# My Intro.



## Flying Anchor

Hello:
As my title says this is my introduction and first Hello. 
I have been planning on moving to a Latin America country for a number of years and have been doing a lot of reading about it. 
My plan is this,,, I am taking my Spanish students to Spain in February ish of 2020 and immediately there after moving to one of my choices in Latin America.
Ecuador top of the list
Panama second,
and a host of other countries like Guatamala, Nicaragua, Mexico, etc. 
I have been lightly bugging my wife about moving and she has shown no inclination to move UNTIL she came to a realization that this is my passion/strong desire/need.  She let slip in a conversation that WHEN we move south we will need certain things and she had been making a list. I love her. woo woo.
So hello and forgive my long first post and I look forward to being active here with many posts and questions. 

Steven


----------



## Asian Spirit

Flying Anchor said:


> Hello:
> As my title says this is my introduction and first Hello.
> I have been planning on moving to a Latin America country for a number of years and have been doing a lot of reading about it.
> My plan is this,,, I am taking my Spanish students to Spain in February ish of 2020 and immediately there after moving to one of my choices in Latin America.
> Ecuador top of the list
> Panama second,
> and a host of other countries like Guatamala, Nicaragua, Mexico, etc.
> I have been lightly bugging my wife about moving and she has shown no inclination to move UNTIL she came to a realization that this is my passion/strong desire/need.  She let slip in a conversation that WHEN we move south we will need certain things and she had been making a list.

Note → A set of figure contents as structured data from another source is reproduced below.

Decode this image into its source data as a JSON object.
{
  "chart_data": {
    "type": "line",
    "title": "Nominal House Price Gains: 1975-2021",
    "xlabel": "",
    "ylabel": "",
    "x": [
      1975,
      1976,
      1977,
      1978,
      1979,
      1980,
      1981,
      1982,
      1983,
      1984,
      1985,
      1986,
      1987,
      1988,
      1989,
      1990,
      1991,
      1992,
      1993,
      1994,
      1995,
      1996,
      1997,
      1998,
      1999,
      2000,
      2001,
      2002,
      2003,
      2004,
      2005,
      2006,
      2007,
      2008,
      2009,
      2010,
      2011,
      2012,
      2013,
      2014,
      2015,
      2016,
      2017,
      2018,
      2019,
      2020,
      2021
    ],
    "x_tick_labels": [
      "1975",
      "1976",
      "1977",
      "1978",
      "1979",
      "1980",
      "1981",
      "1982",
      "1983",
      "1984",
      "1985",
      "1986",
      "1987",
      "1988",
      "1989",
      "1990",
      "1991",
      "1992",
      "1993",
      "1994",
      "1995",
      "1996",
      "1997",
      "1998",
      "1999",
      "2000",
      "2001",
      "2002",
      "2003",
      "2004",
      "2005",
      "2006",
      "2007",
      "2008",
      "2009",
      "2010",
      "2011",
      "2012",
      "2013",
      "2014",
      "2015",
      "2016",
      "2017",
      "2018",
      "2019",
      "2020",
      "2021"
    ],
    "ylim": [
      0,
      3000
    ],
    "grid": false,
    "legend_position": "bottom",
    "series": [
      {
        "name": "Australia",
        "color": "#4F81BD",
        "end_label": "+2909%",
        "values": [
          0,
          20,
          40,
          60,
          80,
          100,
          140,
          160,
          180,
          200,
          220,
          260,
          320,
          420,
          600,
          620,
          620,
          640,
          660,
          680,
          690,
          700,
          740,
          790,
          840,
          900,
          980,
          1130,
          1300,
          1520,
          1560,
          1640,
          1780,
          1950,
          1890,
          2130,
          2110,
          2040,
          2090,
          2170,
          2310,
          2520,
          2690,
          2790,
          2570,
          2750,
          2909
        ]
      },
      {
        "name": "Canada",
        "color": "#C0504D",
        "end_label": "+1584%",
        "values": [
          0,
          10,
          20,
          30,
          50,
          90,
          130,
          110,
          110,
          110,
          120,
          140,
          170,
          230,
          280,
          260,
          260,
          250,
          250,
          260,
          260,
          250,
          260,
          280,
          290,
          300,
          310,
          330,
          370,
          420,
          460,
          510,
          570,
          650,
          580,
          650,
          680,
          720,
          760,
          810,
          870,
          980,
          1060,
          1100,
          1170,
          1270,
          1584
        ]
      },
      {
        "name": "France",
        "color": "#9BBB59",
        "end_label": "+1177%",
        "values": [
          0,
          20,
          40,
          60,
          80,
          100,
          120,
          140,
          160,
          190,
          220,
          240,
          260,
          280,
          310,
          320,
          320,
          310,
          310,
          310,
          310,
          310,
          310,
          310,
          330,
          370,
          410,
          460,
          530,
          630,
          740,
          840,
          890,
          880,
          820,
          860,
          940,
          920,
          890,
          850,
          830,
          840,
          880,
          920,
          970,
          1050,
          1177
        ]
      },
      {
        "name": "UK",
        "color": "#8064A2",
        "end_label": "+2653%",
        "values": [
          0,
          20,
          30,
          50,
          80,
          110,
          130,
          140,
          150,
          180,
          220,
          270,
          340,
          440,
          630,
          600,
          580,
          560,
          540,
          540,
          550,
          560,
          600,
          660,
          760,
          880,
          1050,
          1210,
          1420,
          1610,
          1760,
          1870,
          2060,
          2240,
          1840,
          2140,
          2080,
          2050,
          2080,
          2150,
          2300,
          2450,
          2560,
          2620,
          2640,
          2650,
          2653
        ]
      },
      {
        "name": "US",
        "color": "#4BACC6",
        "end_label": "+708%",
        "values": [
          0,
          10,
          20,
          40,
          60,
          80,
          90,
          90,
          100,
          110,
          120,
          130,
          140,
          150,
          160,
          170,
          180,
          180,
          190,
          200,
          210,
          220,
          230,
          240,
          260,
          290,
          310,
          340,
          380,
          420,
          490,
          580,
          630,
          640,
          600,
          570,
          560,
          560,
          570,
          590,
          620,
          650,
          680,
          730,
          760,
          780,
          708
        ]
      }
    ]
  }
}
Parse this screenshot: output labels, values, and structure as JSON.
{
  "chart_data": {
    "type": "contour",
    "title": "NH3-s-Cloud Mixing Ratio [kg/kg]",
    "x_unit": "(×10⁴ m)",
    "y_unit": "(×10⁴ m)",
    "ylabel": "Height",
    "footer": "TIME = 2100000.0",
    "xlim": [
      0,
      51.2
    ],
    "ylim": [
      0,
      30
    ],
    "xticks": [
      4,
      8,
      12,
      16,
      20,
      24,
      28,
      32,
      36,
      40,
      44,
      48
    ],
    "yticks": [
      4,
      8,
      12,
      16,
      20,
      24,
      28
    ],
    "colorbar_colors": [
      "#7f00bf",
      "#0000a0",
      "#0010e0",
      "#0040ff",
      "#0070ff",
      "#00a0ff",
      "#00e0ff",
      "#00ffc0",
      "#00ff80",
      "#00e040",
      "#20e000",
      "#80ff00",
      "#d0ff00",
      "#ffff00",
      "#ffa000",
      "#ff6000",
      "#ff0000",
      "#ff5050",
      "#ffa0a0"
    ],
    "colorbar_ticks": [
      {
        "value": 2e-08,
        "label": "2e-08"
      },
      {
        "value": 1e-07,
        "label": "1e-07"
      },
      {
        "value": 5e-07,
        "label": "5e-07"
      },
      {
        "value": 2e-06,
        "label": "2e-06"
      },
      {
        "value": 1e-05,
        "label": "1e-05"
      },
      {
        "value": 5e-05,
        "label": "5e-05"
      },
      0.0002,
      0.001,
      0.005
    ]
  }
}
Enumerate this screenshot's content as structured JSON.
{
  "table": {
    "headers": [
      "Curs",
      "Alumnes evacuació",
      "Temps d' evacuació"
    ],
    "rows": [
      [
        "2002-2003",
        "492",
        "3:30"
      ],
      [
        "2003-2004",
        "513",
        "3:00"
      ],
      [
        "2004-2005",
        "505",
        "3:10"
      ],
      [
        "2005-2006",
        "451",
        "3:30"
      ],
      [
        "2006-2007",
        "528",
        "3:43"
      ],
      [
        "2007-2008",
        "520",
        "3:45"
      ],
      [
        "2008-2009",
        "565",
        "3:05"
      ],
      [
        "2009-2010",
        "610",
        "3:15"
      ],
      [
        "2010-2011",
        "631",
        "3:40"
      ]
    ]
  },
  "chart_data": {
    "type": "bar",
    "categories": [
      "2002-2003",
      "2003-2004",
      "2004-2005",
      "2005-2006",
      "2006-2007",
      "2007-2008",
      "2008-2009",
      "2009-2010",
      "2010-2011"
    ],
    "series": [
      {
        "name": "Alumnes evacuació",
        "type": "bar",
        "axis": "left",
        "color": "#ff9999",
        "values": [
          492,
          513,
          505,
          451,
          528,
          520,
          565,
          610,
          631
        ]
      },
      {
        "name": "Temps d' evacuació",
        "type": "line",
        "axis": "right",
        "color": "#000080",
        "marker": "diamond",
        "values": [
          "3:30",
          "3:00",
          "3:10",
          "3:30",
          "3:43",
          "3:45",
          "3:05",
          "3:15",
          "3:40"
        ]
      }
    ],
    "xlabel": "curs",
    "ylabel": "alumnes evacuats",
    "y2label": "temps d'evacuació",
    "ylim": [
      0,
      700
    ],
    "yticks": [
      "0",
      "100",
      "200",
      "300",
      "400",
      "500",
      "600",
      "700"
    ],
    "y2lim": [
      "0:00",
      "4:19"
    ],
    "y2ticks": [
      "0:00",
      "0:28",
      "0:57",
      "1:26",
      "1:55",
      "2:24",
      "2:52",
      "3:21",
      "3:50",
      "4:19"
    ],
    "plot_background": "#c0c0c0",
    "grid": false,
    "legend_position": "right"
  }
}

I love her. woo woo.
> So hello and forgive my long first post and I look forward to being active here with many posts and questions.
> 
> Steven


Good Morning Steven And Welcome,

Sounds like you have a good plan even if it's not to Asia... Moving to a different country is a challenge to say the least. When married though, the best way to help convince the wife is usually to do a projected cost of living comparison. The financial end will usually be enough to make your point on the "need" to move. There are different sites that give a current cost comparison including This One.
For an example, I've been living here in the Philippines for 14 years and the cost of living in our area is less than 1/3 of even the lowest cost of living state back home. When you income becomes more or less fixed at retirement age, the cost of everything really starts to matter.
Very best of luck on the move and choice of countries.

Jet Lag


----------



## Flying Anchor

True Jet Lag, I have been all over the world while in the Navy and used to live in 
Spain and have visited some south American countries. I love Chile but the cost of living is a little high. My wife just retired and I expect to retire in June of 2020 after school gets out. My wife has done the math and agrees that being an expat is a viable option and is certainly willing to follow me to my dreams. 

Steven


----------



## Ethunhunt75

*Migration to Latin America*

Hi my name is Asim and I'm also planning to move to one of the Latin American countries but still confused between three which Ecuador, Peru and Mexico have been trying to get the information as much as posssible cause Im a business man and would like to look for two important factors school and which business to start as im a IT guy as well as can start and manage any business having 22 years experience so also looking for advises from our expat community in these regions.Hope somebody can put some light. Thanks,


----------